Noah pulled himself up over the lip of the trench and made his way to a slight elevation nearby. From this higher vantage point he dropped to a knee and snapped a series of pictures: the ranks of blue-helmeted ground forces, on foot and in light armored vehicles, advancing down into the wooded ravine for what would seem to be a low-risk search-and-destroy run; the Apaches moving in loose formation, scanning the terrain with superhuman sensors and unleashing an occasional salvo from their heavy guns at any suspect movement.
He began to walk in back of the descending troops, lagging farther and farther behind them each time he stopped to take a photograph, until he came to a fork in the path. One way dead-ended at a bare, shallow cliff, so there was no going there. The other branch wound on downward through a dense cluster of scraggly trees. That’s the way the rest of the squad had taken and so he followed in the eerie morning quiet, watching his step, until a pair of eyes peering through the high foliage startled him to a halt.
Noah fumbled for his rifle but soon saw there wasn’t any need. The danger had already passed through here and it had left a warning behind.
The face he’d seen belonged to a man he recognized. He was one of the veteran troopers of his unit, a swaggering retired SEAL washout who’d been far from the best of his breed before he retired from active service. In his second career as a consulting soldier he’d found the respect he’d always
wanted and he abused his position to the hilt. In the weeks Noah had known him he’d never missed an opportunity to throw his weight around and let everyone know who was the man.
Eyes wide open, mouth agape in an expression of abject horror and utter surprise, his head had now been separated from his body.

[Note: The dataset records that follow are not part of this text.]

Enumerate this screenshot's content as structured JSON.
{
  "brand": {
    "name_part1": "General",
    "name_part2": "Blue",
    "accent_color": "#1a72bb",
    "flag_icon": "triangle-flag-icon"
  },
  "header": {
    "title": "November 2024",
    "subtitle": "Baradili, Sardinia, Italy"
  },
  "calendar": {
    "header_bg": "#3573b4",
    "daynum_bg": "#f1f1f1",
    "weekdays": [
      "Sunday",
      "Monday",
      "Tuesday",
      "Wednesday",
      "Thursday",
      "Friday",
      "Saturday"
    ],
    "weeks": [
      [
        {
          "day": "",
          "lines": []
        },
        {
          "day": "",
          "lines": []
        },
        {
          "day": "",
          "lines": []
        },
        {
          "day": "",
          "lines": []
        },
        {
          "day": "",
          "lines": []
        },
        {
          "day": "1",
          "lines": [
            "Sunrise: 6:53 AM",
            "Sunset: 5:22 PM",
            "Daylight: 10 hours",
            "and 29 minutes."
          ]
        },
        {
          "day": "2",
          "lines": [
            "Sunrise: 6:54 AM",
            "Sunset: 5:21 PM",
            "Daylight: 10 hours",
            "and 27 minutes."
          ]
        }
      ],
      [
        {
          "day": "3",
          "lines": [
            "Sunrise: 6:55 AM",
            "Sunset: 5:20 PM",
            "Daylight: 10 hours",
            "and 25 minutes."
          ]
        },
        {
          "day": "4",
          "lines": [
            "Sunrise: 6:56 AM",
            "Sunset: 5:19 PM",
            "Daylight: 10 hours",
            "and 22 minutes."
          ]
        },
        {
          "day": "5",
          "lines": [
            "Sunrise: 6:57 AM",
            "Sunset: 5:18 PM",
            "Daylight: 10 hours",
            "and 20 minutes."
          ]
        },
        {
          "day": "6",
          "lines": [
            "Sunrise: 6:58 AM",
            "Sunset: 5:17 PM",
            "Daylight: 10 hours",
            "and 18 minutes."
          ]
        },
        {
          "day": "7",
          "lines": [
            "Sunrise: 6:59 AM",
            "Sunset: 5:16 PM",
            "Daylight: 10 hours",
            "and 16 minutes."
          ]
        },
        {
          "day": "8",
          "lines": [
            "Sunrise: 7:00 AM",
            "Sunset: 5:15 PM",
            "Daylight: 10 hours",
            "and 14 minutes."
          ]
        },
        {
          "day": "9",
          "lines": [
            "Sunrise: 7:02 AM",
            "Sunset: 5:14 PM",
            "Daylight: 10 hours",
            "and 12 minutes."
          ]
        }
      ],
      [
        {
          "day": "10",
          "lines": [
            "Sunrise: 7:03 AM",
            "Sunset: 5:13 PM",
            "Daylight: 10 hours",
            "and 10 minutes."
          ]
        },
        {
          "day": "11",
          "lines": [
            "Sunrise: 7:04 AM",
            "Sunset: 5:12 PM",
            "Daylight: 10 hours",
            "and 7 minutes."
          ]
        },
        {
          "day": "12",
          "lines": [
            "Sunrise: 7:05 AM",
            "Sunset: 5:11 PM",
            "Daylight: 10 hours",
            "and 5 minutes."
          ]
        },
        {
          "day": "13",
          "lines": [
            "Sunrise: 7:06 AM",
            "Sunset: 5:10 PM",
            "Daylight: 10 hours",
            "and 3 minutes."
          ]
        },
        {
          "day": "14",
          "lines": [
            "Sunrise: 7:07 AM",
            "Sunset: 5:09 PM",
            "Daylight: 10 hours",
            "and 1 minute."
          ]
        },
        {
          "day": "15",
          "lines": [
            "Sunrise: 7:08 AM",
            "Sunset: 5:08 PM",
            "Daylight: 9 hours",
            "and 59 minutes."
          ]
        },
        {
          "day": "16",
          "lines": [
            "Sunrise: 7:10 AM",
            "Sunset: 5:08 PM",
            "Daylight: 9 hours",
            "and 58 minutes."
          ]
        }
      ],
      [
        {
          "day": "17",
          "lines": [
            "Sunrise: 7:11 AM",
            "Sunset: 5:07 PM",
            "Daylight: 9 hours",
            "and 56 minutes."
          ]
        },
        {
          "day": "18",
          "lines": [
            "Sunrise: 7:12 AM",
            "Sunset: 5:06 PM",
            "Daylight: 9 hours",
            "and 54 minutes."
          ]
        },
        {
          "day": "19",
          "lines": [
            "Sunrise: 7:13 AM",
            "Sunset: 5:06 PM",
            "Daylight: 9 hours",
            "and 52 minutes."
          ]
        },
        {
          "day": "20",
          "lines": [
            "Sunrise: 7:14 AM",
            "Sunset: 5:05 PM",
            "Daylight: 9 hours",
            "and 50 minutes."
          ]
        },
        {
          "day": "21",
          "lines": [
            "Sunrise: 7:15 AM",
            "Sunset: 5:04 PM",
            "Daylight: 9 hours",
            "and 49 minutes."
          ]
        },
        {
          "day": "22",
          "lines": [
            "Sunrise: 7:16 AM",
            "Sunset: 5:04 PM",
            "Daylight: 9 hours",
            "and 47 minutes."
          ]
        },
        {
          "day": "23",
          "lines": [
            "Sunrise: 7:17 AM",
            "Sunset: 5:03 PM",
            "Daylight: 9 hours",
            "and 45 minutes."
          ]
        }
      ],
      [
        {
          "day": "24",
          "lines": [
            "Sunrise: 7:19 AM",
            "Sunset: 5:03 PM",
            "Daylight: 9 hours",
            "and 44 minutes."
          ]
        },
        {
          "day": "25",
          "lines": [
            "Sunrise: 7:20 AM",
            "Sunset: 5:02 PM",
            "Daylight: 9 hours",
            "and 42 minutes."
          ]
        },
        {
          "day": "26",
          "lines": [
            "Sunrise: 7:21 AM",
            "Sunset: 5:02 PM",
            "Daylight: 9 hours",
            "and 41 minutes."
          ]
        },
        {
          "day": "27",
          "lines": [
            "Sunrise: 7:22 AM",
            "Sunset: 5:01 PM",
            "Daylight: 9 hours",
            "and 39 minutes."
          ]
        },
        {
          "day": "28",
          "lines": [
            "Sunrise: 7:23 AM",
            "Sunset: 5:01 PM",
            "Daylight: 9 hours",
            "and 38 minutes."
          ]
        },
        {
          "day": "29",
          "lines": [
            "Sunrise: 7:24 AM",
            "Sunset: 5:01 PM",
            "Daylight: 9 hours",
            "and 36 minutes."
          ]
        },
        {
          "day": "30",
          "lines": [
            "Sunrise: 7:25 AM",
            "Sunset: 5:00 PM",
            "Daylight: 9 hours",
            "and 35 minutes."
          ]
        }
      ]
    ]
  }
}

Shock numbed him in place before Noah could take a step or look away. More of these dead lined the narrow trail before him; much care had been taken to set this scene. The hacked-up corpses of the murdered men were scattered about on the side of the path, all showing signs that they’d suffered horribly before the savage end.
These were the remains of the morning’s forward scouting party—contact with them had been abruptly lost earlier—and they’d been left here to deliver a primitive message in a language that all would understand.
This wasn’t Molly’s doing, Noah thought. None of this was, it couldn’t be, not in a million years.
He fell to his hands and knees and vomited, his stomach heaving until nothing was left in his guts but the fear that had overcome him. When his pounding head began to clear he staggered to his feet and began to run. There was no going back the way he’d come, and if he tried to flee into the forest he knew he wouldn’t last the day; long before the enemy or the elements could kill him he’d no doubt be found by his own side and shot for desertion.
By the time he reached the edge of the trees, the rest of his company was ahead of him by a quarter mile.
Down there, just in front of the men on foot, the tanks were slowing to navigate a narrowing path through the natural and man-made obstructions. They reached a choke point with the river on the left and then maneuvered into single file to begin to creep through the restricted pass.
But something wasn’t right.
Through his zoomed-in viewfinder he searched the hilly terrain, finding nothing for long seconds but knowing it must be there, and then suddenly he saw a glint of reflected sunlight from above, on the steep face of the minor mountain to his right.